Persona, de Ingmar Bergman



Poema visual marcado pela psicanálise demonstra a ausência de limites definidos entre identidades

O diretor sueco Ingmar Bergman sempre colocou muito da vida pessoal nos seus filmes. Persona nasceu quando o cineasta foi internado com pneumonia e aproveitou o período para refletir sobre seu trabalho como encenador, à frente do Teatro Nacional de Estocolmo. Após alguns delírios e pesadelos, teve a idéia de escrever uma história sobre sua condição como artista, que inicialmente se chamaria “Cinematografia”. Ao notar, contudo, certa semelhança entre duas de suas atrizes-fetiche, Liv Ullmann e Bibi Andersson, expandiu o enredo (no hospital mesmo) para o questionamento das identidades – o título vem do grego “máscara”. Elisabeth (Ullmann) é uma importante atriz que sofre um colapso mental e pára de falar. A enfermeira Alma (Andersson) é contratada para tratar dela, e a dupla se isola em uma ilha. 

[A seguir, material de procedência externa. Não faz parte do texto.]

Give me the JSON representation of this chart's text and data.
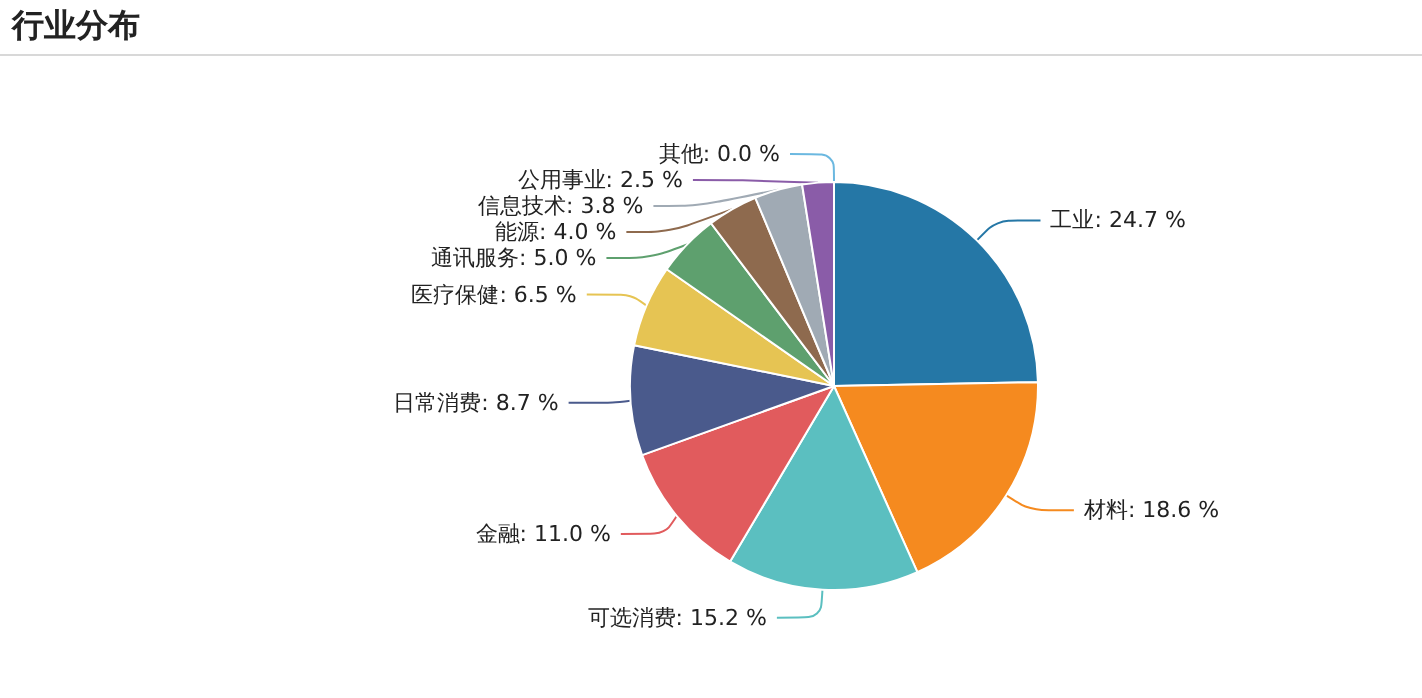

A relação entre elas é conflituosa desde o início, por causa do silêncio de Elisabeth. Aos poucos, a convivência contínua faz com que as personalidades se confundam, mesclando desejos, paixões, temores, dores, traumas e remorsos. Bergman utiliza a visão psicanalista e contrapõe sonho e realidade, mergulha no inconsciente das personagens e faz com os diferentes aspectos de cada uma submerja, a ponto de não identificarmos quem é a enfermeira e quem é a paciente. Sua idéia era mostrar o lado menos evidente e aceitável dessas personalidades. O elemento sexual, por exemplo, é fortíssimo, assim como a culpa. Não se trata de uma abordagem otimista: saímos da projeção com a certeza de que estamos condenados a assistir à dissolução ou à fragmentação de nossas personas, se, sabermos quem somos ou que desejamos. Ou qual de nossos eus é o verdadeiro.

A forma do filme acompanha o conteúdo: a narrativa é não-linear, onírica, de forte carga teatral e sem uma aparente sequência de acontecimentos – embora o cineasta tenha afirmado que o roteiro foi “rigorosamente concebido”. Há closes extensos em cada detalhe da fisionomia das duas atrizes. A fotografia impressionante de Sven Nykvist, calcada no jogo de contrastes em preto-e-branco, ajuda a confundir seus rostos. A definição mais exata de um filme tão indefinível talvez seja do próprio Bergman: “um poema visual”.